А вот, в заключение, рассказ о злосчастном событии, которое положило предел земному существованию священника Пошеям. Никогда искусство рассказчика не достигнет большей высоты!
«Кобыла в ужасе припустилась рысью, затрещала, заскакала, понеслась галопом, начала брыкаться, на дыбы взвиваться, из стороны в сторону метаться, взрываться и наконец, как ни цеплялся Пошеям за луку седла, сбросила его наземь. Стремена у него были веревочные; правую его сандалию так прочно опутали эти веревки, что он никак не мог ее высвободить. Кобыла поволокла его задом по земле, продолжая взбрасывать всеми четырьмя ногами и со страху перемахивая через изгороди, кусты и канавы. Дело кончилось тем, что она размозжила ему голову, и у осанного креста из головы вывалился мозг; потом оторвала ему руки, и они разлетелись одна туда, а другая сюда, потом оторвала ноги, потом выпустила ему кишки, и когда она примчалась в монастырь, то на ней висела лишь его правая нога в запутавшейся сандалии» (Книга Четвертая, глава 13).
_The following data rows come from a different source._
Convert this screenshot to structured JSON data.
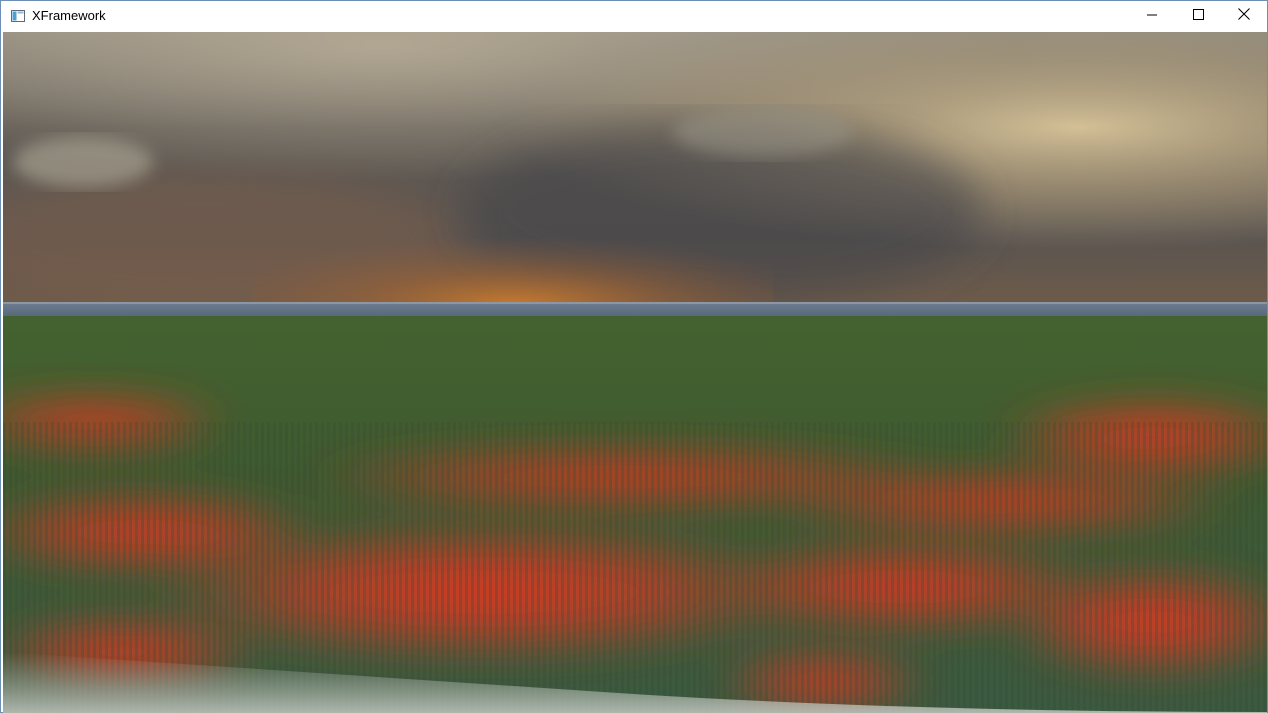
{
  "window": {
    "title": "XFramework",
    "app_icon": "application-window-icon",
    "controls": {
      "minimize_icon": "minimize-icon",
      "maximize_icon": "maximize-icon",
      "close_icon": "close-icon"
    }
  },
  "scene": {
    "description_icon": "3d-render-viewport",
    "colors": {
      "sky_dark": "#55514c",
      "sky_light": "#c9b68f",
      "horizon_orange": "#c77a2e",
      "water": "#5c6f86",
      "grass": "#3f5a30",
      "flowers": "#d63a22"
    }
  }
}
До чего же это великолепно сказано! И какая непобедимая жизнерадостность пронизывает эту жестокую сцену смерти, сама гиперболичность которой разрушает чувство ужаса. Воздадим же вместе с г-ном Стапфером дань восхищения и любви «ученому и любезному Рабле» и простим писателю его шутки священника, ибо в главном он был добр и благостен.
КИТАЙСКИЕ СКАЗКИ{12}[168]
Признаюсь, я мало сведущ в китайской литературе. В дни моей юности, когда еще здравствовал господин Гильом Потье, я был немного знаком с этим ученым, знавшим китайский язык лучше французского. Сам не знаю, каким образом, но от этого у него стали раскосые глазки и татарские усы. Я слышал от него, что Конфуций был гораздо более великим философом, чем Платон; но я ему не поверил. Конфуций никаких нравоучительных басен не рассказывал и никаких метафизических романов не сочинял.
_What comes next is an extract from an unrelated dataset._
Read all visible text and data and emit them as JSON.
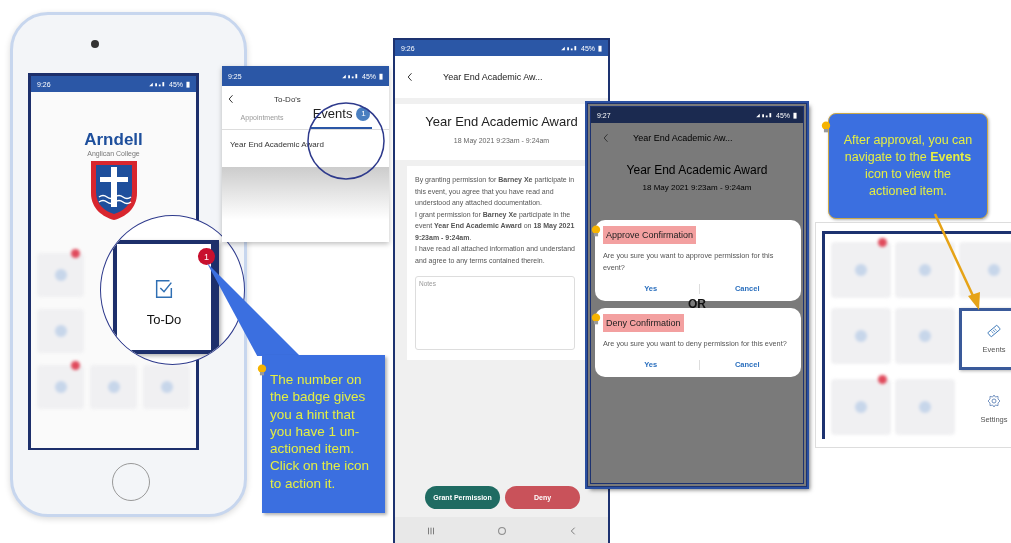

Этот желтолицый старец был лишен всякого воображения, следственно, и склонности к философии. Зато он обладал здравым смыслом. Когда ученик его Ци Лу спросил однажды, как должно служить Духам и Гениям, учитель ответил:
— Ежели человек еще не в состоянии служить человечеству, как может он служить Духам и Гениям?
— Позвольте мне, — снова обратился к нему ученик, — спросить у вас, что такое смерть?
И Конфуций ответил:
— Ежели мы не ведаем, что есть жизнь, как можем мы постигнуть смерть?
Вот и все, что касательно Конфуция я почерпнул из бесед с господином Гильомом Потье, который в те годы, когда я имел честь с ним встречаться, с особым тщанием изучал труды китайских агрономов, являющихся, как известно, лучшими агрономами в мире. Господин Гильом Потье посеял ананасы в департаменте Сены-и-Уазы, соблюдая все их правила. Ананасы не взошли. Вот и все о философии. Что же до литературы, то я, как и все, читал рассказы, переведенные в разные времена Абелем Ремюза, Гийяром д'Арси, Станиславом Жюльеном и многими другими учеными, имена которых я не помню. Да простят они мне вину мою, если ученый вообще способен простить что-либо. По этим рассказам, где проза перемешана со стихами, у меня создалось представление об ужасающе жестоком и исполненном учтивости народе.